FUW President Glyn Roberts has spoken out after raising grave concerns with UK Government Ministers at St David’s Day events in Westminster.
He said: “Farmers are extremely angry that the UK Government is pursuing trade deals that their own figures confirm will be damaging to our food and farming sectors and undermine our food security.
“We need look no further than what is happening in Ukraine and in relation to gas and fuel supplies to see how rapidly things can change on the global stage, yet the UK Government’s trade policy is recklessly undermining our food security by shifting reliance to countries that are tens of thousands of miles away.”
The agreement would see the amount of beef that can be imported tariff-free from New Zealand rise immediately to 12,000 then gradually to 38,820 tonnes in ten years time. Further rises would occur in the subsequent five years, after which there would be no limit.
For lamb, the amount that could be imported tariff-free would increase by 35,000 tonnes per annum in years one to four, then by 50,000 tonnes per annum in years five to fifteen, after which there would be no limit.
Tariffs on cheese and butter will be phased out over five years.
Mr Roberts added: “The impact assessment for the New Zealand deal estimates it will lead to a fall in the GVA of the sector categories into which food and farming fall of £129 million – which they admit is ‘primarily driven by increased import competition in beef’. This would be on top of an estimated fall in the GVA of those sectors of £278 million as a result of the equally liberal deal signed with Australia in December.

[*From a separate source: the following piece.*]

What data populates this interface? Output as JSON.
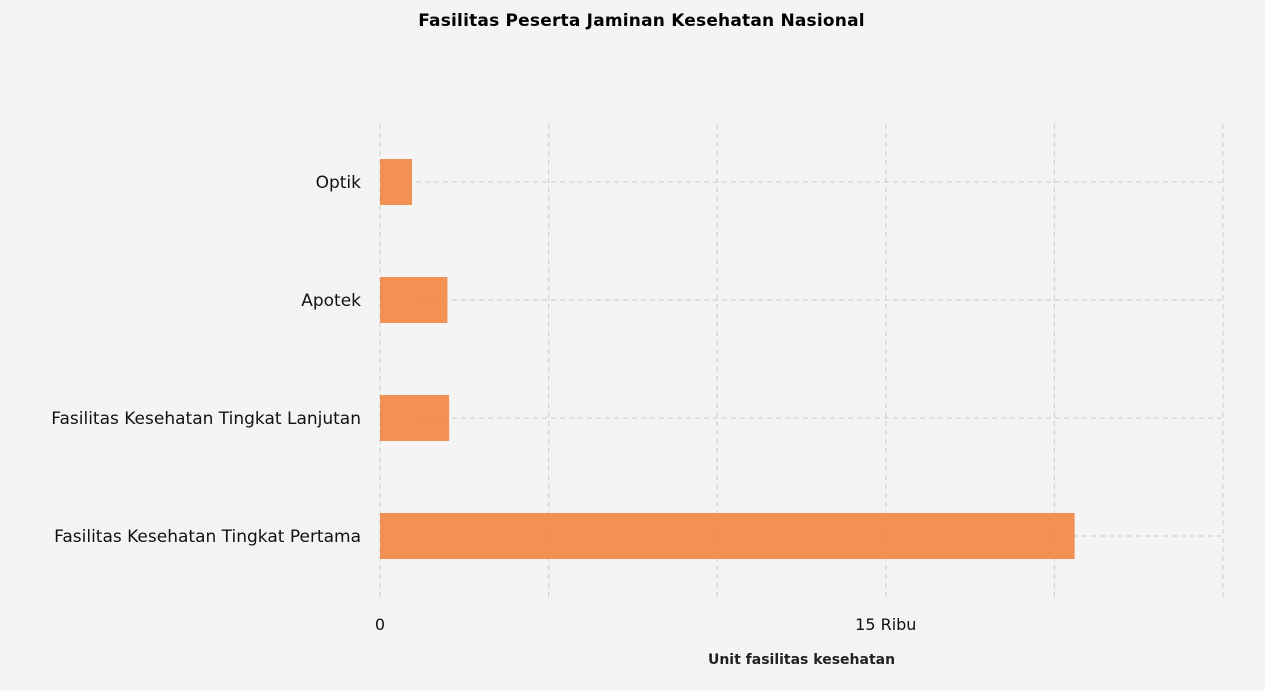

“Meanwhile, the benefits to our economy as a whole would be miniscule – an estimated increase of 0.03% in our GDP, meaning we would need around 130 similar deals to make up for the reduction in our GDP anticipated as a result of Brexit,” said
“The cumulative damage to our food and farming sector of these deals and others that are in the pipeline at a time when rural budgets are being slashed and regulations for our own farmers are being hiked up hardly sends out a positive message about the UK Government’s support for agriculture.
“There is a growing feeling within the industry that these policies represent an existential threat to our rural communities and food security.”